Marino is happy to be just a normal guy, but let's be honest here: His guitar prowess is anything but normal. He started playing drums as a child and still retains formidable jazz chops, but his guitar skills are the result of a teen-age drug incident that spun into a widespread, false, Jimi Hendrix-based myth that spiraled out of control.
"I had a bad acid trip when I just 13 years old in July 1968. I ended up in a mental asylum. While I was recuperating I found an acoustic guitar there. I spent 15 hours a day playing it and I became quite proficient. When I got out, I started playing more and picked up the electric guitar. The music popular at that time was psychedelic music created by people like Jimi Hendrix and that's what mine sounded like," says Marino, who created the name Mahogany Rush to describe an acid trip.
"I made my first album, 'Maxoom,' at 16 in 1971 when somebody stuck me in a studio and told me I could produce the album and do anything I wanted. Soon a story came out that I claimed to have been inhabited by the spirit of Jimi Hendrix when I was in a coma in the hospital and that I had suddenly become a great guitar player. This is simply not true. Besides, I was in the hospital two years before Hendrix died and supposedly 'claimed' that his spirit entered me. At the time I didn't have a publicist or manager to help me deny the story, which took on a life of its own."
Marino's career took off but the Hendrix myth dogged him every step of the way. Musically, Marino often worked in a power-trio format but he prefers having a rhythm guitarist around. In years past, that role had been filled by his brother Vince Marino. And like Hendrix, Stevie Ray Vaughan and other guitar virtuosos before him, he sings out of necessity and not because he is enamored with his own voice.

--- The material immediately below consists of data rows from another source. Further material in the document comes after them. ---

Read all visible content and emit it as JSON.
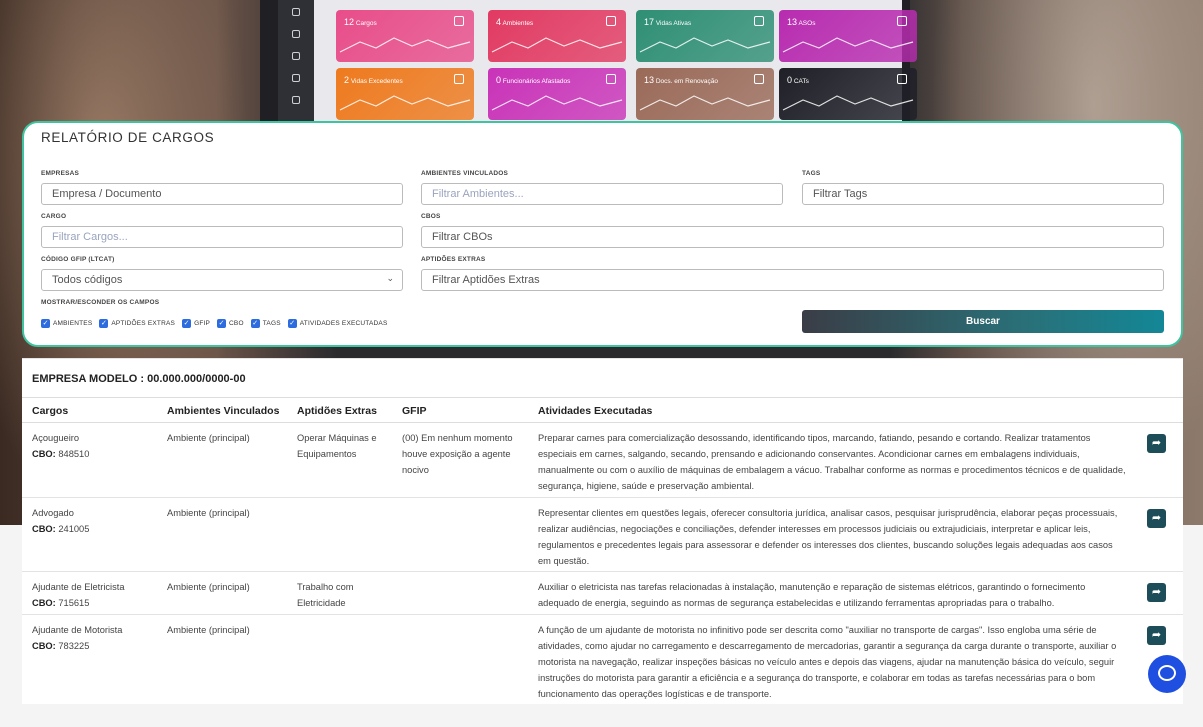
{
  "dashboard": {
    "cards": [
      {
        "count": "12",
        "label": "Cargos",
        "color": "#e84d8a"
      },
      {
        "count": "4",
        "label": "Ambientes",
        "color": "#e23a62"
      },
      {
        "count": "17",
        "label": "Vidas Ativas",
        "color": "#2f8f75"
      },
      {
        "count": "13",
        "label": "ASOs",
        "color": "#b82cb0"
      },
      {
        "count": "2",
        "label": "Vidas Excedentes",
        "color": "#ee7a1e"
      },
      {
        "count": "0",
        "label": "Funcionários Afastados",
        "color": "#c933b8"
      },
      {
        "count": "13",
        "label": "Docs. em Renovação",
        "color": "#9a6a58"
      },
      {
        "count": "0",
        "label": "CATs",
        "color": "#1f1f28"
      }
    ]
  },
  "form": {
    "title": "RELATÓRIO DE CARGOS",
    "empresas_label": "EMPRESAS",
    "empresas_placeholder": "Empresa / Documento",
    "ambientes_label": "AMBIENTES VINCULADOS",
    "ambientes_placeholder": "Filtrar Ambientes...",
    "tags_label": "TAGS",
    "tags_placeholder": "Filtrar Tags",
    "cargo_label": "CARGO",
    "cargo_placeholder": "Filtrar Cargos...",
    "cbos_label": "CBOS",
    "cbos_placeholder": "Filtrar CBOs",
    "gfip_label": "CÓDIGO GFIP (LTCAT)",
    "gfip_value": "Todos códigos",
    "aptidoes_label": "APTIDÕES EXTRAS",
    "aptidoes_placeholder": "Filtrar Aptidões Extras",
    "toggle_label": "MOSTRAR/ESCONDER OS CAMPOS",
    "checkboxes": [
      "AMBIENTES",
      "APTIDÕES EXTRAS",
      "GFIP",
      "CBO",
      "TAGS",
      "ATIVIDADES EXECUTADAS"
    ],
    "search_button": "Buscar"
  },
  "results": {
    "company": "EMPRESA MODELO : 00.000.000/0000-00",
    "columns": [
      "Cargos",
      "Ambientes Vinculados",
      "Aptidões Extras",
      "GFIP",
      "Atividades Executadas"
    ],
    "cbo_prefix": "CBO:",
    "rows": [
      {
        "cargo": "Açougueiro",
        "cbo": "848510",
        "ambiente": "Ambiente (principal)",
        "aptidoes": "Operar Máquinas e Equipamentos",
        "gfip": "(00) Em nenhum momento houve exposição a agente nocivo",
        "atividades": "Preparar carnes para comercialização desossando, identificando tipos, marcando, fatiando, pesando e cortando. Realizar tratamentos especiais em carnes, salgando, secando, prensando e adicionando conservantes. Acondicionar carnes em embalagens individuais, manualmente ou com o auxílio de máquinas de embalagem a vácuo. Trabalhar conforme as normas e procedimentos técnicos e de qualidade, segurança, higiene, saúde e preservação ambiental."
      },
      {
        "cargo": "Advogado",
        "cbo": "241005",
        "ambiente": "Ambiente (principal)",
        "aptidoes": "",
        "gfip": "",
        "atividades": "Representar clientes em questões legais, oferecer consultoria jurídica, analisar casos, pesquisar jurisprudência, elaborar peças processuais, realizar audiências, negociações e conciliações, defender interesses em processos judiciais ou extrajudiciais, interpretar e aplicar leis, regulamentos e precedentes legais para assessorar e defender os interesses dos clientes, buscando soluções legais adequadas aos casos em questão."
      },
      {
        "cargo": "Ajudante de Eletricista",
        "cbo": "715615",
        "ambiente": "Ambiente (principal)",
        "aptidoes": "Trabalho com Eletricidade",
        "gfip": "",
        "atividades": "Auxiliar o eletricista nas tarefas relacionadas à instalação, manutenção e reparação de sistemas elétricos, garantindo o fornecimento adequado de energia, seguindo as normas de segurança estabelecidas e utilizando ferramentas apropriadas para o trabalho."
      },
      {
        "cargo": "Ajudante de Motorista",
        "cbo": "783225",
        "ambiente": "Ambiente (principal)",
        "aptidoes": "",
        "gfip": "",
        "atividades": "A função de um ajudante de motorista no infinitivo pode ser descrita como \"auxiliar no transporte de cargas\". Isso engloba uma série de atividades, como ajudar no carregamento e descarregamento de mercadorias, garantir a segurança da carga durante o transporte, auxiliar o motorista na navegação, realizar inspeções básicas no veículo antes e depois das viagens, ajudar na manutenção básica do veículo, seguir instruções do motorista para garantir a eficiência e a segurança do transporte, e colaborar em todas as tarefas necessárias para o bom funcionamento das operações logísticas e de transporte."
      }
    ]
  }
}
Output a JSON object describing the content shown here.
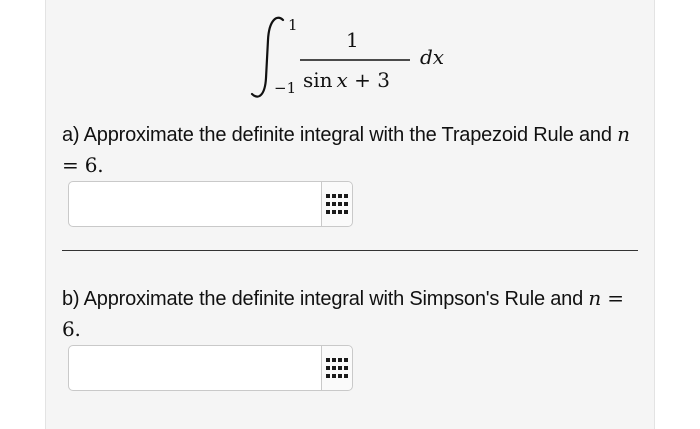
{
  "integral": {
    "upper_limit": "1",
    "lower_limit": "−1",
    "numerator": "1",
    "denominator_fn": "sin",
    "denominator_var": "x",
    "denominator_rest": " + 3",
    "differential": "dx"
  },
  "question_a": {
    "text_before": "a) Approximate the definite integral with the Trapezoid Rule and ",
    "math_var": "n",
    "math_rest": " = 6."
  },
  "question_b": {
    "text_before": "b) Approximate the definite integral with Simpson's Rule and ",
    "math_var": "n",
    "math_rest": " = 6."
  },
  "answer_a": {
    "value": "",
    "keypad_icon": "keypad-grid-icon"
  },
  "answer_b": {
    "value": "",
    "keypad_icon": "keypad-grid-icon"
  },
  "colors": {
    "card_background": "#f5f5f5",
    "field_border": "#c9c9c9",
    "divider": "#333333"
  }
}
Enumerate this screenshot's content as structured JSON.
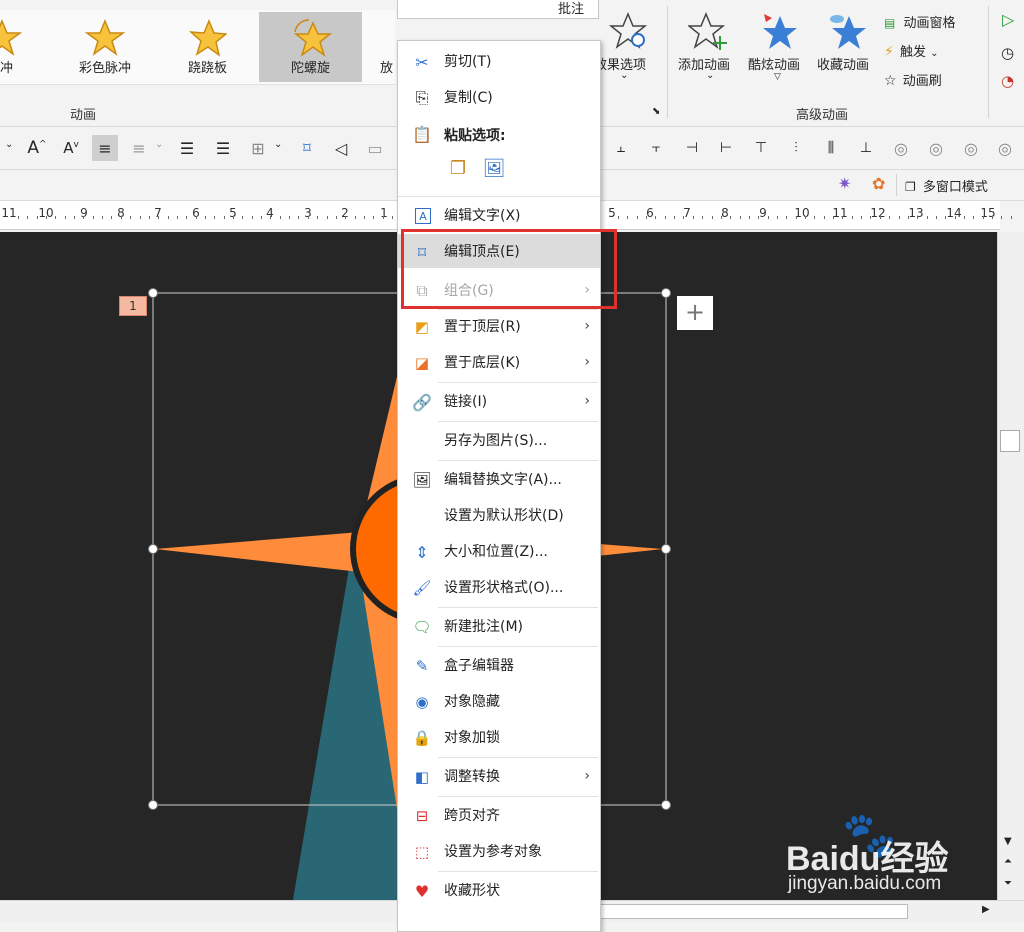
{
  "ribbon": {
    "animations_gallery": [
      {
        "label": "冲",
        "icon": "pulse-star-icon"
      },
      {
        "label": "彩色脉冲",
        "icon": "color-pulse-star-icon"
      },
      {
        "label": "跷跷板",
        "icon": "teeter-star-icon"
      },
      {
        "label": "陀螺旋",
        "icon": "spin-star-icon"
      },
      {
        "label": "放",
        "icon": "grow-star-icon"
      }
    ],
    "group_animation_label": "动画",
    "effect_options_label": "效果选项",
    "add_animation_label": "添加动画",
    "cool_animation_label": "酷炫动画",
    "fav_animation_label": "收藏动画",
    "anim_pane_label": "动画窗格",
    "trigger_label": "触发",
    "anim_brush_label": "动画刷",
    "group_advanced_label": "高级动画",
    "top_tab_fragment": "批注"
  },
  "strip": {
    "multiwindow_label": "多窗口模式"
  },
  "ruler": {
    "left_labels": [
      "11",
      "10",
      "9",
      "8",
      "7",
      "6",
      "5",
      "4",
      "3",
      "2",
      "1"
    ],
    "right_labels": [
      "5",
      "6",
      "7",
      "8",
      "9",
      "10",
      "11",
      "12",
      "13",
      "14",
      "15"
    ]
  },
  "slide": {
    "animation_badge": "1",
    "add_button_symbol": "+"
  },
  "context_menu": {
    "cut": "剪切(T)",
    "copy": "复制(C)",
    "paste_options": "粘贴选项:",
    "edit_text": "编辑文字(X)",
    "edit_points": "编辑顶点(E)",
    "group": "组合(G)",
    "bring_front": "置于顶层(R)",
    "send_back": "置于底层(K)",
    "link": "链接(I)",
    "save_as_picture": "另存为图片(S)...",
    "edit_alt_text": "编辑替换文字(A)...",
    "set_default_shape": "设置为默认形状(D)",
    "size_position": "大小和位置(Z)...",
    "format_shape": "设置形状格式(O)...",
    "new_comment": "新建批注(M)",
    "box_editor": "盒子编辑器",
    "hide_object": "对象隐藏",
    "lock_object": "对象加锁",
    "adjust_convert": "调整转换",
    "cross_page_align": "跨页对齐",
    "set_reference": "设置为参考对象",
    "favorite_shape": "收藏形状"
  },
  "watermark": {
    "brand": "Baidu经验",
    "url": "jingyan.baidu.com"
  },
  "colors": {
    "orange_star": "#ff8c3a",
    "teal_shape": "#2a6775",
    "canvas_bg": "#262626",
    "highlight_red": "#e03131"
  }
}
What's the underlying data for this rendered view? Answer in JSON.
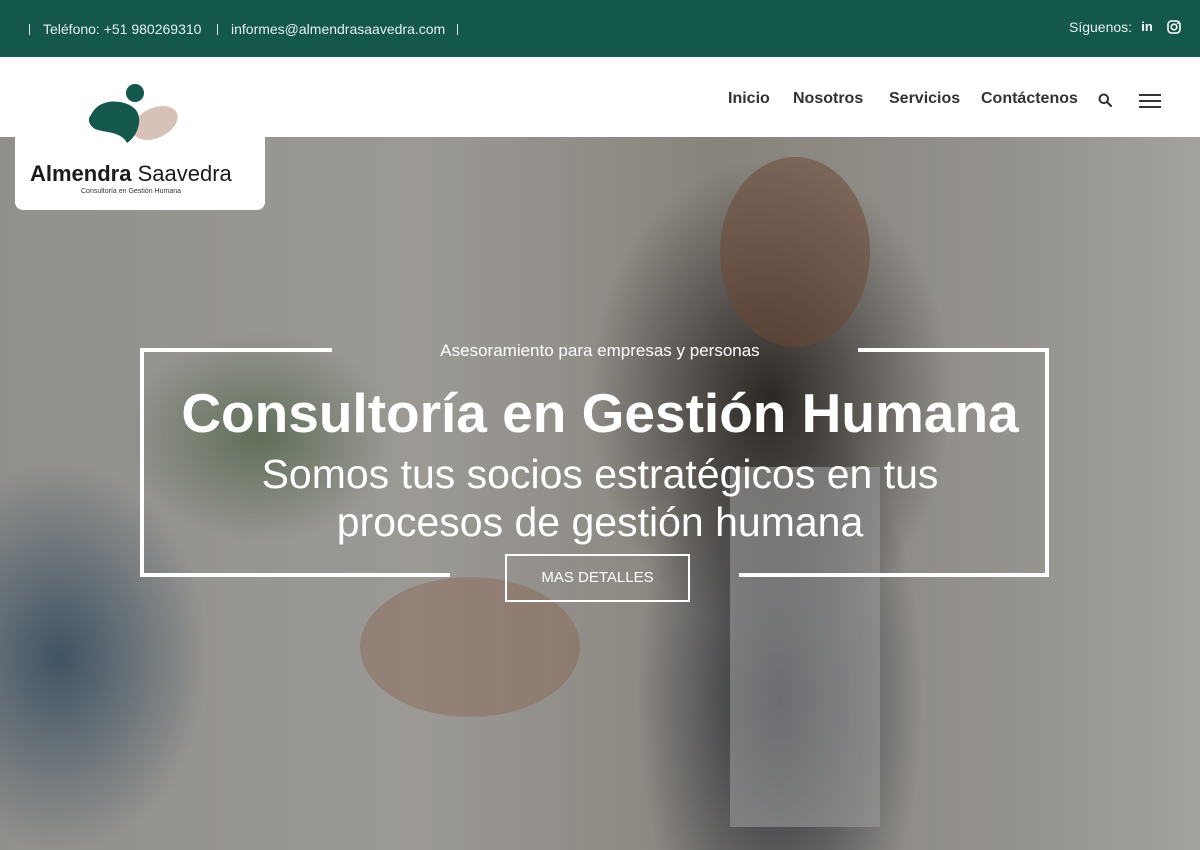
{
  "topbar": {
    "phone": "Teléfono: +51 980269310",
    "email": "informes@almendrasaavedra.com",
    "follow_label": "Síguenos:",
    "social": [
      "linkedin-icon",
      "instagram-icon"
    ],
    "background": "#14574b"
  },
  "logo": {
    "name_bold": "Almendra",
    "name_light": "Saavedra",
    "tagline": "Consultoría en Gestión Humana",
    "colors": {
      "dot": "#14574b",
      "leaf": "#14574b",
      "petal": "#d7c1b8"
    }
  },
  "nav": {
    "items": [
      "Inicio",
      "Nosotros",
      "Servicios",
      "Contáctenos"
    ],
    "search_icon": "search-icon",
    "menu_icon": "hamburger-menu-icon"
  },
  "hero": {
    "kicker": "Asesoramiento para empresas y personas",
    "title": "Consultoría en Gestión Humana",
    "subtitle_line1": "Somos tus socios estratégicos en tus",
    "subtitle_line2": "procesos de gestión humana",
    "cta_label": "MAS DETALLES"
  }
}
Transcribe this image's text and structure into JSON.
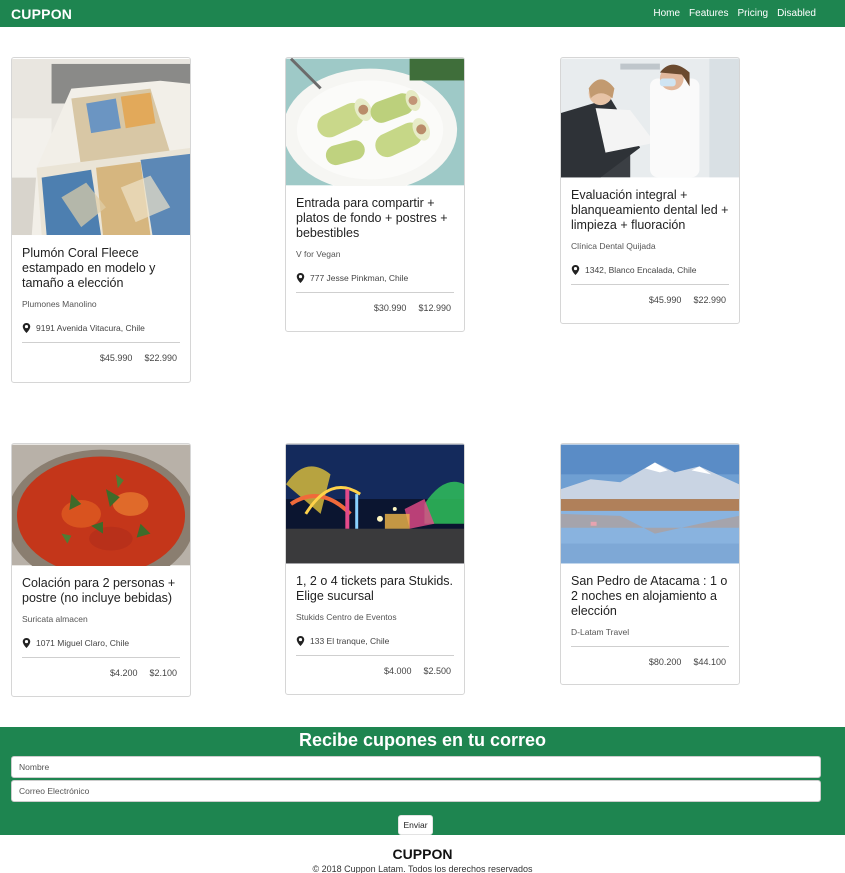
{
  "navbar": {
    "brand": "CUPPON",
    "links": [
      "Home",
      "Features",
      "Pricing",
      "Disabled"
    ]
  },
  "cards": [
    {
      "title": "Plumón Coral Fleece estampado en modelo y tamaño a elección",
      "merchant": "Plumones Manolino",
      "location": "9191 Avenida Vitacura, Chile",
      "price_original": "$45.990",
      "price_deal": "$22.990",
      "image": "bedding-comforter-photo"
    },
    {
      "title": "Entrada para compartir + platos de fondo + postres + bebestibles",
      "merchant": "V for Vegan",
      "location": "777 Jesse Pinkman, Chile",
      "price_original": "$30.990",
      "price_deal": "$12.990",
      "image": "vegan-rolls-photo"
    },
    {
      "title": "Evaluación integral + blanqueamiento dental led + limpieza + fluoración",
      "merchant": "Clínica Dental Quijada",
      "location": "1342, Blanco Encalada, Chile",
      "price_original": "$45.990",
      "price_deal": "$22.990",
      "image": "dentist-photo"
    },
    {
      "title": "Colación para 2 personas + postre (no incluye bebidas)",
      "merchant": "Suricata almacen",
      "location": "1071 Miguel Claro, Chile",
      "price_original": "$4.200",
      "price_deal": "$2.100",
      "image": "stew-photo"
    },
    {
      "title": "1, 2 o 4 tickets para Stukids. Elige sucursal",
      "merchant": "Stukids Centro de Eventos",
      "location": "133 El tranque, Chile",
      "price_original": "$4.000",
      "price_deal": "$2.500",
      "image": "fairground-photo"
    },
    {
      "title": "San Pedro de Atacama : 1 o 2 noches en alojamiento a elección",
      "merchant": "D-Latam Travel",
      "location": "",
      "price_original": "$80.200",
      "price_deal": "$44.100",
      "image": "atacama-landscape-photo"
    }
  ],
  "subscribe": {
    "title": "Recibe cupones en tu correo",
    "name_placeholder": "Nombre",
    "email_placeholder": "Correo Electrónico",
    "submit_label": "Enviar"
  },
  "footer": {
    "brand": "CUPPON",
    "copyright": "© 2018 Cuppon Latam. Todos los derechos reservados"
  },
  "colors": {
    "brand_green": "#1e8550"
  }
}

"The reason I don't like the power-trio format is because I like to play blues and other songs around chord changes. I want to add color to those chord changes, but the music can only go in one direction with just bass guitar and drums behind you," says Marino. "A great rhythm guitarist is hard to find and keep in a band because the best ones also have to be able to play lead guitar, and if they can play lead guitar they often want to be out there fronting their own band. The main reason I sing is because if there was just a lead singer in the band, he'd be standing around a lot doing nothing while the long jams and solos were happening. I am more comfortable now singing and hearing my voice on tape."